Ms. Vilgan, an Innovator Award winner, believed QSuper could do better, especially by tailoring its investment options to different groups.

Now, the defined contribution plan for current and former state public employees offers QSuper Lifetime, which creates investment strategies for participants based on age, account balance and social security benefits via eight separate participant groups, or cohorts. The strategy for each cohort is built to meet the projected retirement needs of that specific group.

“We are applying asset-liability management to defined contribution, rather than just asset management,” said Ms. Vilgan. That approach, she said, is part of applying defined benefit thinking to DC management.

The goal was to encourage participants' planning for a “sustainable” stream of retirement income, rather than concentrating solely on accumulation, said Ms.
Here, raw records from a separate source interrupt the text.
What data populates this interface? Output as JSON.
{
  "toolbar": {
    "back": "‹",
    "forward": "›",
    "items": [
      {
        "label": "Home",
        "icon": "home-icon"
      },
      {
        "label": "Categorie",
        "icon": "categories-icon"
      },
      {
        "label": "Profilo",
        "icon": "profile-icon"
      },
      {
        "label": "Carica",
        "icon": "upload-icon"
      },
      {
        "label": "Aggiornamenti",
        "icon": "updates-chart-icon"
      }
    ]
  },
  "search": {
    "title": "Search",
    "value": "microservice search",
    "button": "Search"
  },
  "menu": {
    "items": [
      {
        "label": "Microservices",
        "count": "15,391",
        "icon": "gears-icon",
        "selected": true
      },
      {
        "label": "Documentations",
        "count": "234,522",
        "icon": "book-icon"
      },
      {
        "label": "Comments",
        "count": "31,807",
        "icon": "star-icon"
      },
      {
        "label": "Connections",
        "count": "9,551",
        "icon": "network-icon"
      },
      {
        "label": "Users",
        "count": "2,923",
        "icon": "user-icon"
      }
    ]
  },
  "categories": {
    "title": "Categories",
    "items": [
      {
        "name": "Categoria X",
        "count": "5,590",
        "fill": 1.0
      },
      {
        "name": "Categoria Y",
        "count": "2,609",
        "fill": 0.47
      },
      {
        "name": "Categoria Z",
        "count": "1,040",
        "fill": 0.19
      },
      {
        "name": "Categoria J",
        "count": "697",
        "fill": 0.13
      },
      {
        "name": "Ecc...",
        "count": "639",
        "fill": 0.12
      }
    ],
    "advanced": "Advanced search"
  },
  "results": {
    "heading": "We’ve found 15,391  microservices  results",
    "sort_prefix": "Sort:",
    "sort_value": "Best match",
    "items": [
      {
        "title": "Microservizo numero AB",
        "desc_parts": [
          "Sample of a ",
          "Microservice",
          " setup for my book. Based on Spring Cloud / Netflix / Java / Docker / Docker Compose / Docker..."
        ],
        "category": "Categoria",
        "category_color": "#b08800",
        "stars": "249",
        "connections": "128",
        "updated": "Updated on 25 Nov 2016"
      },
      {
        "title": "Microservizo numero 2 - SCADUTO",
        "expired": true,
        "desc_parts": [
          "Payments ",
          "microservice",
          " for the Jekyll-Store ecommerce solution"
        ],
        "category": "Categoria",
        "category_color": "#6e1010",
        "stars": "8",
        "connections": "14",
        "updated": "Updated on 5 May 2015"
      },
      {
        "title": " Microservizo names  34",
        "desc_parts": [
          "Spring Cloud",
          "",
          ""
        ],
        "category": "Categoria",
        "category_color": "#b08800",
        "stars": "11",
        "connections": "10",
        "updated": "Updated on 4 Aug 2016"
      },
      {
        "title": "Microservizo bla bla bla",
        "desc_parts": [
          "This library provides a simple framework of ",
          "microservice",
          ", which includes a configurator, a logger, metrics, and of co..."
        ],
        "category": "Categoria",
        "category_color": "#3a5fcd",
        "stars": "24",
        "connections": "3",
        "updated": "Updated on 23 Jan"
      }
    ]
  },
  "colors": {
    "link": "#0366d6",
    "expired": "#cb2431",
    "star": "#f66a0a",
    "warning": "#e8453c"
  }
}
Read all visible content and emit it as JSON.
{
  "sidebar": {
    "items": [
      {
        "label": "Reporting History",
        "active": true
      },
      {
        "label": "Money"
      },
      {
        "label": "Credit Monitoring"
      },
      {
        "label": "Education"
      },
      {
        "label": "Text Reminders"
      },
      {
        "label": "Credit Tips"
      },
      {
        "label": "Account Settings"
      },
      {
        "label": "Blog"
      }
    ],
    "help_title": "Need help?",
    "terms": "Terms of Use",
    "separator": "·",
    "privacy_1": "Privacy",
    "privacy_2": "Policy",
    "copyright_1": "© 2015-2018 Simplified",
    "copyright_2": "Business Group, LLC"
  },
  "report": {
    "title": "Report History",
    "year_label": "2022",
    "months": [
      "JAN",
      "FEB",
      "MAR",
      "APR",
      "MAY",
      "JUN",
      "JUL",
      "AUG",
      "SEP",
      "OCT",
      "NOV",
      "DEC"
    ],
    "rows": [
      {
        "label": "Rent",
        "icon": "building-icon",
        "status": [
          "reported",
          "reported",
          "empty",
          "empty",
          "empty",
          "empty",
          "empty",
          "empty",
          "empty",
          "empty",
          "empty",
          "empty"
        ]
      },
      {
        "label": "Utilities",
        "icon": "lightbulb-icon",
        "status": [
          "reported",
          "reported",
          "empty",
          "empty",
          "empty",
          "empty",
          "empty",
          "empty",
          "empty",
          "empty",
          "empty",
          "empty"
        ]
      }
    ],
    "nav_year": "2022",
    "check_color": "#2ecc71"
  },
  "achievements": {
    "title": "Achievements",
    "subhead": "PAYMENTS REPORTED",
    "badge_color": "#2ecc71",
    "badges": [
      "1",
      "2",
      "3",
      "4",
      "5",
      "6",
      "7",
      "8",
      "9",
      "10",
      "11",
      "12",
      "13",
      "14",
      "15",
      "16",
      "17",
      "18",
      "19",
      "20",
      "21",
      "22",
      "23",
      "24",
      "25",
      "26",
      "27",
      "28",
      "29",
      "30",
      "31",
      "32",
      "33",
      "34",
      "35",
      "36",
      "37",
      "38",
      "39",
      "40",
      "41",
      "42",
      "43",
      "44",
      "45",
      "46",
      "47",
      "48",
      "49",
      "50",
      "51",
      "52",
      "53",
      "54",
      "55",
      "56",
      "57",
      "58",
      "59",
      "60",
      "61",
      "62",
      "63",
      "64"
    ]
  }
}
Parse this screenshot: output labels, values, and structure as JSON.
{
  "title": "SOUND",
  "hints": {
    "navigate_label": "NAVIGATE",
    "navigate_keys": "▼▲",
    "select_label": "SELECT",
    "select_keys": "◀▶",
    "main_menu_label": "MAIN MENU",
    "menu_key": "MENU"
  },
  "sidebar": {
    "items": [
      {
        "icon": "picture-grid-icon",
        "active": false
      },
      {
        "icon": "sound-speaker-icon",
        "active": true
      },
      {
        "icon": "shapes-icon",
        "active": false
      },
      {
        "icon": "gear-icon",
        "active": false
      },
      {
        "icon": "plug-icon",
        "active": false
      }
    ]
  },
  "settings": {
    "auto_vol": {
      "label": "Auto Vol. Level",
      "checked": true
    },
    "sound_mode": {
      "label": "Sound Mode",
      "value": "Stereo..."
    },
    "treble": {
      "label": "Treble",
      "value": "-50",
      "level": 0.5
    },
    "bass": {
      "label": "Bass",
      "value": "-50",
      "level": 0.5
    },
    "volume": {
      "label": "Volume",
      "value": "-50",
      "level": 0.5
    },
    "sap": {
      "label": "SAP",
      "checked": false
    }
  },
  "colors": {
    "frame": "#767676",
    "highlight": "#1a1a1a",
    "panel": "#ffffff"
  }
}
Vilgan. She had prepared an internal paper in 2006 telling trustees that QSuper should focus more on managing outcomes.

The catalyst for action was the economic crisis, in which some participants suffered a 30% drop in account balances. “After the crisis of 2008, members challenged us about telling them to think long term,” said Ms. Vilgan. Formal planning for the cohort strategy began in 2011.

To build support for her idea among QSuper's board of trustees, she played for the trustees recordings of phone calls by participants inquiring about their retirement security.

The trustees “heard the questions, but they also heard the fear in (participants') voices,” Ms. Vilgan said. “Many of the phone calls talked about outcomes. For example, one caller said: "I'm going to retire next year. Should I put all of my money in equities?'”

Ms. Vilgan's efforts earned high marks from the award judges.

“I'm not sure how to incorporate it in the U.S., but I would love to be a part of that team,” said one judge.

“I find the concept of choosing investments for "cohorts' intriguing, and it was interesting to see how they categorized their participants,” said another judge. “This is a huge plan and I think what they did was very innovative.”

Ms. Vilgan said the cohort approach — rolled out in increments between April 2013 and May 2014 — will be dynamic. As QSuper officials assess participants' responses, they could incorporate other factors in establishing investment strategies. “As we get more data, we will refine it,” she said.